De cette étude avaient résulté plusieurs idées de balades.
Une première sortie, sur le flanc nord, à la recherche des sentiers laissés en désuétude, fut faite fin avril. Mais la présence de gros névés, encore bien durs, avait rapidement stoppé la tentative. En attendant que la neige fonde au nord, il y avait une autre approche, inscrite dans le programme, et qui figurait en seconde place : le versant ouest.
D’après la carte Top 25 d’IGN, ce long versant ouest comporte un sentier dans la zone au-dessus des forêts. Ce sentier fait la traversée horizontale du versant, mais n’en va pas au bout, car les pointillés s’arrêtent à mi-parcours. En étudiant ensuite la photo aérienne du Géoportail, je constatais que le sentier existait en fait plus loin que le pointillé ne le montrait, vers le nord, sans toutefois rejoindre l’épaule nord-ouest de la Tête de Monvoisin, épaule qui aurait ainsi constitué l’objectif ultime.
Sur les quatre kilomètres de cette traversée, le sentier en fournissait trois, et il en manquait un pour qu’elle puisse être achevée. Sauf qu’avec un peu de chance, peut-être que ce dernier kilomètre pourrait être franchissable, dans les granites de ce flanc ? Cela valait le coup d’aller vérifier sur place la réalité du terrain.

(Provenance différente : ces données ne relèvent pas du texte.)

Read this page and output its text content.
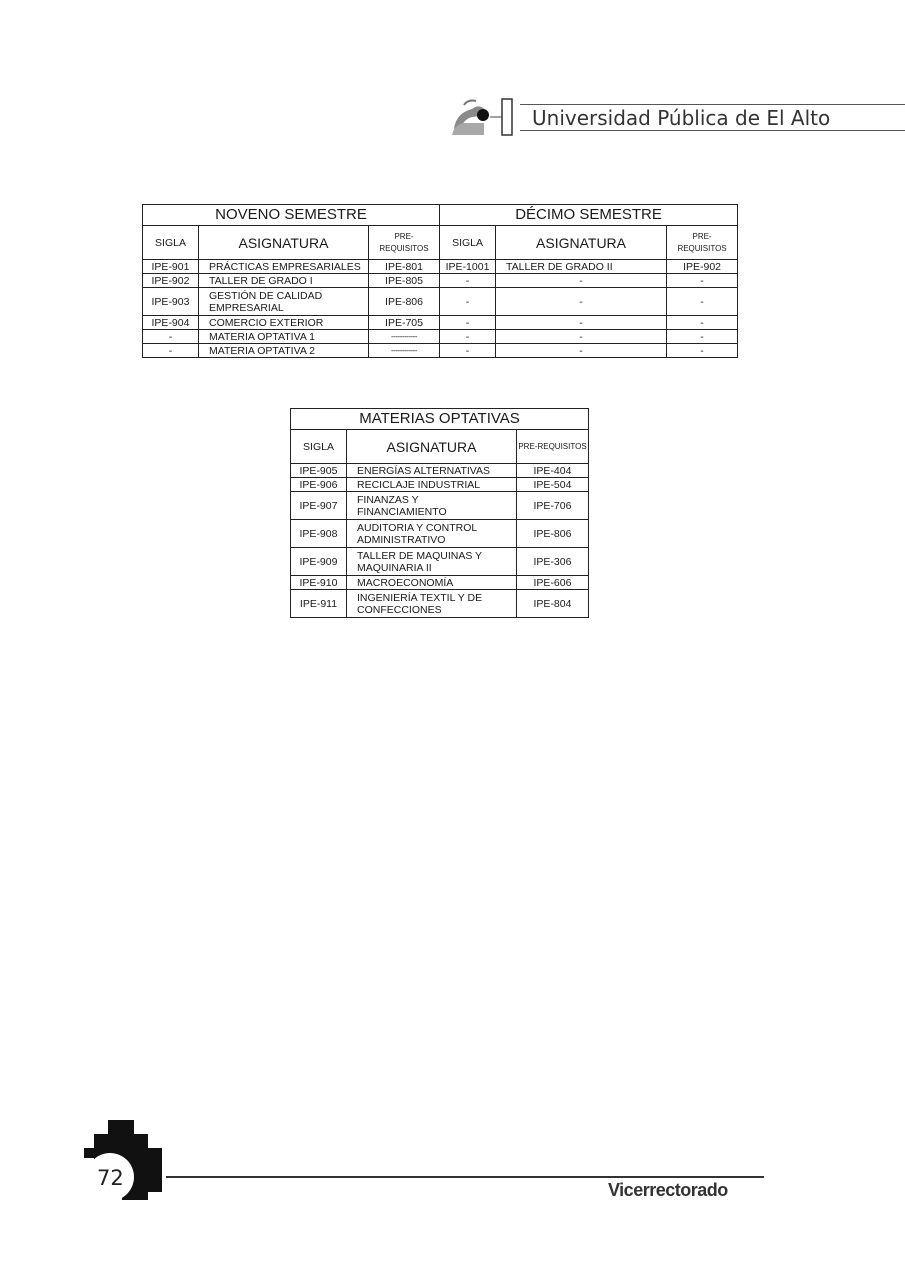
Universidad Pública de El Alto
NOVENO SEMESTRE			DÉCIMO SEMESTRE		
SIGLA	ASIGNATURA	PRE-REQUISITOS	SIGLA	ASIGNATURA	PRE-REQUISITOS
IPE-901	PRÁCTICAS EMPRESARIALES	IPE-801	IPE-1001	TALLER DE GRADO II	IPE-902
IPE-902	TALLER DE GRADO I	IPE-805	-	-	-
IPE-903	GESTIÓN DE CALIDAD EMPRESARIAL	IPE-806	-	-	-
IPE-904	COMERCIO EXTERIOR	IPE-705	-	-	-
-	MATERIA OPTATIVA 1	------------	-	-	-
-	MATERIA OPTATIVA 2	------------	-	-	-
MATERIAS OPTATIVAS		
SIGLA	ASIGNATURA	PRE-REQUISITOS
IPE-905	ENERGÍAS ALTERNATIVAS	IPE-404
IPE-906	RECICLAJE INDUSTRIAL	IPE-504
IPE-907	FINANZAS Y FINANCIAMIENTO	IPE-706
IPE-908	AUDITORIA Y CONTROL ADMINISTRATIVO	IPE-806
IPE-909	TALLER DE MAQUINAS Y MAQUINARIA II	IPE-306
IPE-910	MACROECONOMÍA	IPE-606
IPE-911	INGENIERÍA TEXTIL Y DE CONFECCIONES	IPE-804
72	Vicerrectorado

L’espoir est toujours un moteur puissant…
Les conditions climatiques du mois de mai 2024, et du début juin, n’étaient pas très favorables, et je craignais que la fonte des névés ne soit pas suffisante pour libérer les franchissements des ravins du versant, franchissements qui alors auraient pu constituer de grosses difficultés avec la neige. Vers le 10 juin, trépignant d’impatience, je me lançais quand même dès qu’un jour de soleil fut annoncé par la météorologie.
En termes de difficultés, la dénivelée n’est pas le problème du jour, car le départ peut se faire à 1700 mètres d’altitude, à la cheminée d’équilibre de EDF. La difficulté peut par contre provenir de la potentielle faible fréquentation du sentier, et des obstacles inhérents que cela signifie : les cailloux, les pierres qui auraient roulé jusque sur la trace, ou bien les branches et troncs en travers du chemin, voire même un éboulement de la trace !
Les outils nécessaires sont mis dans le sac à dos.
Mais je ressentais une autre difficulté dans ce projet, et elle était psychologique : ce sentier s’enfonce horizontalement dans un long versant où il est le seul qui soit répertorié. Nul autre chemin ne vient à sa rencontre, aucune possibilité autre d’échappatoire ne se devine, et notamment pas en redescendant hors-piste directement vers le fond de la vallée car ce versant est raide, forestier et rocheux. Donc, du moment que l’on a entamé cette traversée, aux alentours des 2000 mètres d’altitude, il faut avancer – essayant d’aller tout au bout – mais en calculant de savoir revenir à son point de départ par le même chemin.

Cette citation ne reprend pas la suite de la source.